Lead Research Organisation: University of St Andrews
Department Name: Chemistry

Abstract

The St Andrews group addresses a wide range of energy related issues such as fundamental electrochemical and solid state chemical studies, development of new and improved fuel cell technologies, providing new energy solutions and integrating new concepts in device application. This research seeks to develop high temperature electrochemical technologies to enable the efficient deployment of new energy frameworks. We seek to optimise current fuel cell technology improving durability and stability and reducing cost of manufacture to enable widespread introduction. A major focus is developing new anode formulations to enable efficient utilisation of more complex fuels, ranging from natural gas and LPG through biogas to liquid biofuels and biomass. Fuel cell technology is a particularly important enabler for biomass utilisation offering high efficiencies of conversion in fairly small unit sizes and is essential to new distributed energy economies.

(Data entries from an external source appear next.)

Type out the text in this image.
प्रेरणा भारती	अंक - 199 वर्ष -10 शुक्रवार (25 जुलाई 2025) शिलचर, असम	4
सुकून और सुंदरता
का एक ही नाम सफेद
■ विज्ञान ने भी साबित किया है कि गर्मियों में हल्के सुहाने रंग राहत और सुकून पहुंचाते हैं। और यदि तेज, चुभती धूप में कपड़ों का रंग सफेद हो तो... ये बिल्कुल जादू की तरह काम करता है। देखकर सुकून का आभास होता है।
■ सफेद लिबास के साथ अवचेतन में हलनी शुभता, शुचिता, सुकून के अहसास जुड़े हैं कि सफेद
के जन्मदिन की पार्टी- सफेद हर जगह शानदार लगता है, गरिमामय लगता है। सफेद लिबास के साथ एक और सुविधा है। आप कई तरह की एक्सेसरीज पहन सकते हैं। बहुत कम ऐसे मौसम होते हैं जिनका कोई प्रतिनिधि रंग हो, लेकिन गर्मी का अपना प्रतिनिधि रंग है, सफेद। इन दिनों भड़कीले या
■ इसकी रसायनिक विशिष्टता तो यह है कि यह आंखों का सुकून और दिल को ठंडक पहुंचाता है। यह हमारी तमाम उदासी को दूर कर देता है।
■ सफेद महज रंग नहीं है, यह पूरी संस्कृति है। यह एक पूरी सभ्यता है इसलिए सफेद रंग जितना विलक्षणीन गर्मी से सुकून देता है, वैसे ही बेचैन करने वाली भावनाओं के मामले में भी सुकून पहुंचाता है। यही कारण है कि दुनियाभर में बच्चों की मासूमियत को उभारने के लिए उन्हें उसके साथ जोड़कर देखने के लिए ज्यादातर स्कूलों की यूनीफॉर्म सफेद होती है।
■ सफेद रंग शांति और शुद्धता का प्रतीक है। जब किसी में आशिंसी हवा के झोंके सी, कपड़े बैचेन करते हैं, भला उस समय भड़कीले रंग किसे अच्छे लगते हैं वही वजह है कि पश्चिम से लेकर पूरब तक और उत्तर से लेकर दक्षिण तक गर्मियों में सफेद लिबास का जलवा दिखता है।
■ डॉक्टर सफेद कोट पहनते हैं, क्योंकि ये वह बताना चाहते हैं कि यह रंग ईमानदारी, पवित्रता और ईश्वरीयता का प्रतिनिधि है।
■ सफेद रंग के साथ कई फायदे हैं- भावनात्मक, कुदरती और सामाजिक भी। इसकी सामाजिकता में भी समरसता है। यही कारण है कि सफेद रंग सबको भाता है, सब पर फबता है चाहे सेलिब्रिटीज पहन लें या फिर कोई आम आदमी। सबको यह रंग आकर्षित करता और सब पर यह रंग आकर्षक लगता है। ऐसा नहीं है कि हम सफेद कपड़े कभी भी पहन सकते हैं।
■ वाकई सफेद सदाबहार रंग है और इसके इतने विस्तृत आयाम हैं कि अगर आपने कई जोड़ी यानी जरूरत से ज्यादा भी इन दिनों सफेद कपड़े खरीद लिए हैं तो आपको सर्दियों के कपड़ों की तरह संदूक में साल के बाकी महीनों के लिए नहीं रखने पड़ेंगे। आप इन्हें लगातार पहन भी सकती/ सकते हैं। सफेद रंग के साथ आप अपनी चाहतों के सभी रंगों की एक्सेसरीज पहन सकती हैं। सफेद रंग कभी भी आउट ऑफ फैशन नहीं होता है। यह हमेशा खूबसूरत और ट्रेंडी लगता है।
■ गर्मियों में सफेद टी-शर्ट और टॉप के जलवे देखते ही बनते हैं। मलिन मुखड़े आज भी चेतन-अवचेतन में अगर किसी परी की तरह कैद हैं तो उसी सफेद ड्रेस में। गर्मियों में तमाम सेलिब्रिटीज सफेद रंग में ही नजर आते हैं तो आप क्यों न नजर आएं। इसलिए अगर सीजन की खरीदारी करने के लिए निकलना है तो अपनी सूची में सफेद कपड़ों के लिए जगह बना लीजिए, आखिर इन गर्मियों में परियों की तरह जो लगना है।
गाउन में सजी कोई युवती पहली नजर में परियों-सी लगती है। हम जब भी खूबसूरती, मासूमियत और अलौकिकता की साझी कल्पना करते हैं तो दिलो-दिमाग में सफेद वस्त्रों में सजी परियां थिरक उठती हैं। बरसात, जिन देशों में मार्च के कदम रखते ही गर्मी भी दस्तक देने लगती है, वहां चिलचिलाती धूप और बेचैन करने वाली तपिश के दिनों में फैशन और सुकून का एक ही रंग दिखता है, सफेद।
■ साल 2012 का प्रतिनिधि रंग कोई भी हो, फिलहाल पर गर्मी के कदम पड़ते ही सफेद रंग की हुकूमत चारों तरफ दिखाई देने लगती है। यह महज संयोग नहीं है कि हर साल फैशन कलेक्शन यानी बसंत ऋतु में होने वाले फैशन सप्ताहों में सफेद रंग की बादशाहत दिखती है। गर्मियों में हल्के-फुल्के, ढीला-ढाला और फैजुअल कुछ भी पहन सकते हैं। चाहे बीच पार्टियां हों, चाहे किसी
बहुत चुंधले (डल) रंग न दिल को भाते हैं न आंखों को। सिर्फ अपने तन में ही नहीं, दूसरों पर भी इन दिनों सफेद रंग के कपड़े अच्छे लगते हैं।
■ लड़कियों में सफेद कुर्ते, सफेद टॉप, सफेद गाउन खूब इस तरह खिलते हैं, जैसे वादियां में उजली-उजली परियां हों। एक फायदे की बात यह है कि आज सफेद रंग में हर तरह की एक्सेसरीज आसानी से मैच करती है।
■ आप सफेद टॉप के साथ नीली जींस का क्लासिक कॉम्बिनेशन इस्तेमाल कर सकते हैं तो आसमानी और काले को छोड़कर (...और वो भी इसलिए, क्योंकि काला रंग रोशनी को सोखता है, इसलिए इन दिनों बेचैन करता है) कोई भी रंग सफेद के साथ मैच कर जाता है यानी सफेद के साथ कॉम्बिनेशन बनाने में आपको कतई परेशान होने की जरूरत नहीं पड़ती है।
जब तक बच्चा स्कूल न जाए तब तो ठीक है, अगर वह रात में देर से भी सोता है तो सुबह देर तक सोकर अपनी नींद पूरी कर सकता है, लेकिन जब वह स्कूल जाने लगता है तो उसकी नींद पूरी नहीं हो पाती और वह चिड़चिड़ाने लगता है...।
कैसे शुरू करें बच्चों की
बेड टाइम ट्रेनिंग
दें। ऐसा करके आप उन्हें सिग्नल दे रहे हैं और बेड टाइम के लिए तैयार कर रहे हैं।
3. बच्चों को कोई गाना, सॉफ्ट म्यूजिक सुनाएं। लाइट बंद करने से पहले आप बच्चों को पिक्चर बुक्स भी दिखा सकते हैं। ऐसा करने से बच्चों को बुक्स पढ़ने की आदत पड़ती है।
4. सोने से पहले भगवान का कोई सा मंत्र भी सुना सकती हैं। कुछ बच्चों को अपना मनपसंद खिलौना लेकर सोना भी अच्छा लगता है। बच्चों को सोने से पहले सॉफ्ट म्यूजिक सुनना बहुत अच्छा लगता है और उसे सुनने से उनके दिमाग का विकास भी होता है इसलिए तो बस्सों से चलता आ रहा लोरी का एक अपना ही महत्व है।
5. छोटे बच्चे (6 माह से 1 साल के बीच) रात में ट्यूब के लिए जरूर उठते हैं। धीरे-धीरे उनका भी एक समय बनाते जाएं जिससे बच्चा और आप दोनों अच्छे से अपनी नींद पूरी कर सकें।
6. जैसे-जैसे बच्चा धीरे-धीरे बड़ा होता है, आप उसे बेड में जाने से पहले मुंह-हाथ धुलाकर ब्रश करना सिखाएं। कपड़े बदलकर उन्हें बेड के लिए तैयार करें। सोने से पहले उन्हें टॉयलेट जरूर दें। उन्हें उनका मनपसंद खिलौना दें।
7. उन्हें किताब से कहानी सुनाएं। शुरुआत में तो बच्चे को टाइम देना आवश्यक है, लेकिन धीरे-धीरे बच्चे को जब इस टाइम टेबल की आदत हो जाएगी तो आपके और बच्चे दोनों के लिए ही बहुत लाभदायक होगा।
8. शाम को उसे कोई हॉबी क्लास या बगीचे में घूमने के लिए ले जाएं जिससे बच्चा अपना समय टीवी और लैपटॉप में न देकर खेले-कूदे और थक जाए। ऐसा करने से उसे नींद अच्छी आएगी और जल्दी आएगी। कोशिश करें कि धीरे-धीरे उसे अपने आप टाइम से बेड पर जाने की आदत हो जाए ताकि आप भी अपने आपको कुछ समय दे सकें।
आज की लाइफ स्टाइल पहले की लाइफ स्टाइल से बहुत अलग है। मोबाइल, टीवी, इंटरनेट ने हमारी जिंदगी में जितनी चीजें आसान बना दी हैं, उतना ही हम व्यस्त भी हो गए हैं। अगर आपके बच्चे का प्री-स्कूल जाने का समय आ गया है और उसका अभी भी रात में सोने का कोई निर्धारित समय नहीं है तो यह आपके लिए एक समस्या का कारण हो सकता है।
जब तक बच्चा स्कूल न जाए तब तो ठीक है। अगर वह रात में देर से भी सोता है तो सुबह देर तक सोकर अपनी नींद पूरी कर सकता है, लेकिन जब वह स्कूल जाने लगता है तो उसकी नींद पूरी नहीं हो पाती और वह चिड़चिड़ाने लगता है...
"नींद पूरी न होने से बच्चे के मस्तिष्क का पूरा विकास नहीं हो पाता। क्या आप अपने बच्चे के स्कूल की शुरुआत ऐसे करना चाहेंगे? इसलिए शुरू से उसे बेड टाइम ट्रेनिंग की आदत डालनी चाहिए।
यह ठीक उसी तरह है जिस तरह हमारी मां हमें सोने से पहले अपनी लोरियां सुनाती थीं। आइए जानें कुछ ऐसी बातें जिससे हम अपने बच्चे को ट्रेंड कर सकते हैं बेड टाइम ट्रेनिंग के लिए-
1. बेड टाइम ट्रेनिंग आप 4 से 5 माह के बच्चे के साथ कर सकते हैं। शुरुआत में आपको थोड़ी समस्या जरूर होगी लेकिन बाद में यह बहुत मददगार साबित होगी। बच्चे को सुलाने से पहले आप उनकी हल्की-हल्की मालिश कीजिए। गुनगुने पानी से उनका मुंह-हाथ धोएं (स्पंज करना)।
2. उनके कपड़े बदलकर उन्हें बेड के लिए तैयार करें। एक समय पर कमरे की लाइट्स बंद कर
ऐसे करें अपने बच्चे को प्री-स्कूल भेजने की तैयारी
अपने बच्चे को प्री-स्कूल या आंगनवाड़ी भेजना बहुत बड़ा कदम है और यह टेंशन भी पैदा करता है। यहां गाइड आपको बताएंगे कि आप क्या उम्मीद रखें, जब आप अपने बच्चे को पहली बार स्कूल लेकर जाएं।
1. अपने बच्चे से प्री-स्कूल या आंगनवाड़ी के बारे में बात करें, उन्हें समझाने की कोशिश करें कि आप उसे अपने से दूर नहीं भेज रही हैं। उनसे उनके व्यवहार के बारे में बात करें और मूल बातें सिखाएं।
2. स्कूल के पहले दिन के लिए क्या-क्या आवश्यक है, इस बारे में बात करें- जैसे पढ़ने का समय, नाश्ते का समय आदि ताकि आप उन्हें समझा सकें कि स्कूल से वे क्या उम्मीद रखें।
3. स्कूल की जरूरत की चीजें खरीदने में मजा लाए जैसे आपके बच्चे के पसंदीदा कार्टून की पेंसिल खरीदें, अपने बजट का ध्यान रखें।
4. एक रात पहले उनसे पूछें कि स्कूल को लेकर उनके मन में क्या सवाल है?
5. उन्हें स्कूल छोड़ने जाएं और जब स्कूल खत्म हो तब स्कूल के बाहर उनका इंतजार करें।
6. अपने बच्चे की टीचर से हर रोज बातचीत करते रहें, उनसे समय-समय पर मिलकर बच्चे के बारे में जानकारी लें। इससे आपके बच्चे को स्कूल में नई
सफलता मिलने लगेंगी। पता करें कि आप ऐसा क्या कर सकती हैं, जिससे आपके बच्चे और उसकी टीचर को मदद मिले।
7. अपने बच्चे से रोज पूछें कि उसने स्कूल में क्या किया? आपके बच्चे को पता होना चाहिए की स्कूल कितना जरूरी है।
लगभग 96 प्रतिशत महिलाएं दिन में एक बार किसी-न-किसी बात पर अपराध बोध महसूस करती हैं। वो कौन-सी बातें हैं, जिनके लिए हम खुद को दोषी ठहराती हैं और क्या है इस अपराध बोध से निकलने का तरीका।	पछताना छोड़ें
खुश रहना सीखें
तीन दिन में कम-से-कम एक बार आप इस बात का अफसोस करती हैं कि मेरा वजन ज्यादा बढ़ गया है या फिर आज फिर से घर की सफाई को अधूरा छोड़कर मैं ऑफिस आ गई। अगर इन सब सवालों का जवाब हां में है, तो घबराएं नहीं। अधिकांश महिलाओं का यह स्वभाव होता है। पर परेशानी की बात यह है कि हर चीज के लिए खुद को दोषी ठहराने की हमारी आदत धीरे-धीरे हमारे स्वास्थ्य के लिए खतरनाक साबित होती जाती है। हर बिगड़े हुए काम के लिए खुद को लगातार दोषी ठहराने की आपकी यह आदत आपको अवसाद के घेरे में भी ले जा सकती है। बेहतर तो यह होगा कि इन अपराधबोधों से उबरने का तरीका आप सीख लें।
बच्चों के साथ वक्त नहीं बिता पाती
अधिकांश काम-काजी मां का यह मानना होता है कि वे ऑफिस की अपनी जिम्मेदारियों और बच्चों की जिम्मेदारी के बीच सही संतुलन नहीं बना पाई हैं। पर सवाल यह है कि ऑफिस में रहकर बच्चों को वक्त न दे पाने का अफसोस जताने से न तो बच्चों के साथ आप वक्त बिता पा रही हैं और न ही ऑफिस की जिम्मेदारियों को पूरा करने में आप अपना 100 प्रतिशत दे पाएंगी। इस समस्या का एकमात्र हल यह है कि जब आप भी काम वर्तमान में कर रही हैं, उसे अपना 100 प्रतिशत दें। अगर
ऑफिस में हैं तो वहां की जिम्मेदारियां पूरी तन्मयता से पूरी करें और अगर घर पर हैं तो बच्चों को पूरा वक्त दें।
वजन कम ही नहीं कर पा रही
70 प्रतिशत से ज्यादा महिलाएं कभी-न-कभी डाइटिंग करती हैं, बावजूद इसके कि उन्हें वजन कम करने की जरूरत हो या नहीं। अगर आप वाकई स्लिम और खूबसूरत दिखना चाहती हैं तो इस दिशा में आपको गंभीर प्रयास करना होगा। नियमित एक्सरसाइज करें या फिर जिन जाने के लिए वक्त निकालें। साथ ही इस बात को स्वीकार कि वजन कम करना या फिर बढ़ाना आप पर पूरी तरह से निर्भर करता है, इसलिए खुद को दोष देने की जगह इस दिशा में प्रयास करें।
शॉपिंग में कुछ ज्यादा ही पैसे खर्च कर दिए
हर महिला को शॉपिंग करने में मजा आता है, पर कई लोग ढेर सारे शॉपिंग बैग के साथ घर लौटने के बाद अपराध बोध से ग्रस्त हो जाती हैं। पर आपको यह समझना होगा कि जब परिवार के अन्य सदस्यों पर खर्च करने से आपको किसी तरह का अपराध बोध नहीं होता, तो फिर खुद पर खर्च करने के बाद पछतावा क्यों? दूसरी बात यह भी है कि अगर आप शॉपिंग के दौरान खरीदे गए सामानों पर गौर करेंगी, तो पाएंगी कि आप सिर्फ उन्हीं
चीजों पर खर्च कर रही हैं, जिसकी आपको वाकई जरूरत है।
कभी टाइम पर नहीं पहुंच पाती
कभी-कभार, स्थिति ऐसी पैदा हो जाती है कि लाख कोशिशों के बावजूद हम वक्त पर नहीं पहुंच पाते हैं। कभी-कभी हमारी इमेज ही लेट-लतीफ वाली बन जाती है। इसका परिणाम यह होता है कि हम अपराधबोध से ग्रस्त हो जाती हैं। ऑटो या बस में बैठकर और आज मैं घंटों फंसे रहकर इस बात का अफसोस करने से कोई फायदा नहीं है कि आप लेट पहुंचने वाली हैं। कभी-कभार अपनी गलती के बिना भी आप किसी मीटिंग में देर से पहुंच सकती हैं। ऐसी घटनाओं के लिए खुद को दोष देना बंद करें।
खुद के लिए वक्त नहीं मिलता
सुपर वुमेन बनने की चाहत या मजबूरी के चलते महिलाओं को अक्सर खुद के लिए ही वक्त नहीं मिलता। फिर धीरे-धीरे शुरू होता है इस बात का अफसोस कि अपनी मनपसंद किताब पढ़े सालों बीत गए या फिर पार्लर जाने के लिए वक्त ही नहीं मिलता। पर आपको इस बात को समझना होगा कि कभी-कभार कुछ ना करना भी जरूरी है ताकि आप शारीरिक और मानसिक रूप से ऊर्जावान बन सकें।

The group has been very successful in addressing the proposed research objectives of the currently held Platform grant Particular highlights are insitu exolution of nanocatalysts, nanostructural ripening of impregnated electrodes, high performance direct carbon fuel cell performance and a new red photocatalyst. The operation of the Platform also enabled us to strongly engage with EU and especially industrial funding.

Staff development is an important part of the Platform grant programme and all of the Investigators and researchers have advanced their careers significantly during the last 4 years. Those postdocs working on commercially sensitive projects were able to maintain their publication output via partial platform support and key skill researchers were given stability of contract. Researchers have moved to both industry and academic appointments. In the renewal we wish to bring in Prof Wuzong Zhou to enhance our capability in transition Electron Microscopy in particular.

We intend to build upon our achievements in the current platform and to develop new and exciting strands of research. Particular emphasis will be placed upon developing capability in materials processing study interfaces under operational relevant conditions. Research priorities will relate to energy storage through reversible fuel cells and synthetic fuel production, nanoengineering of electrode interfaces, developing new functional materials and in situ studies.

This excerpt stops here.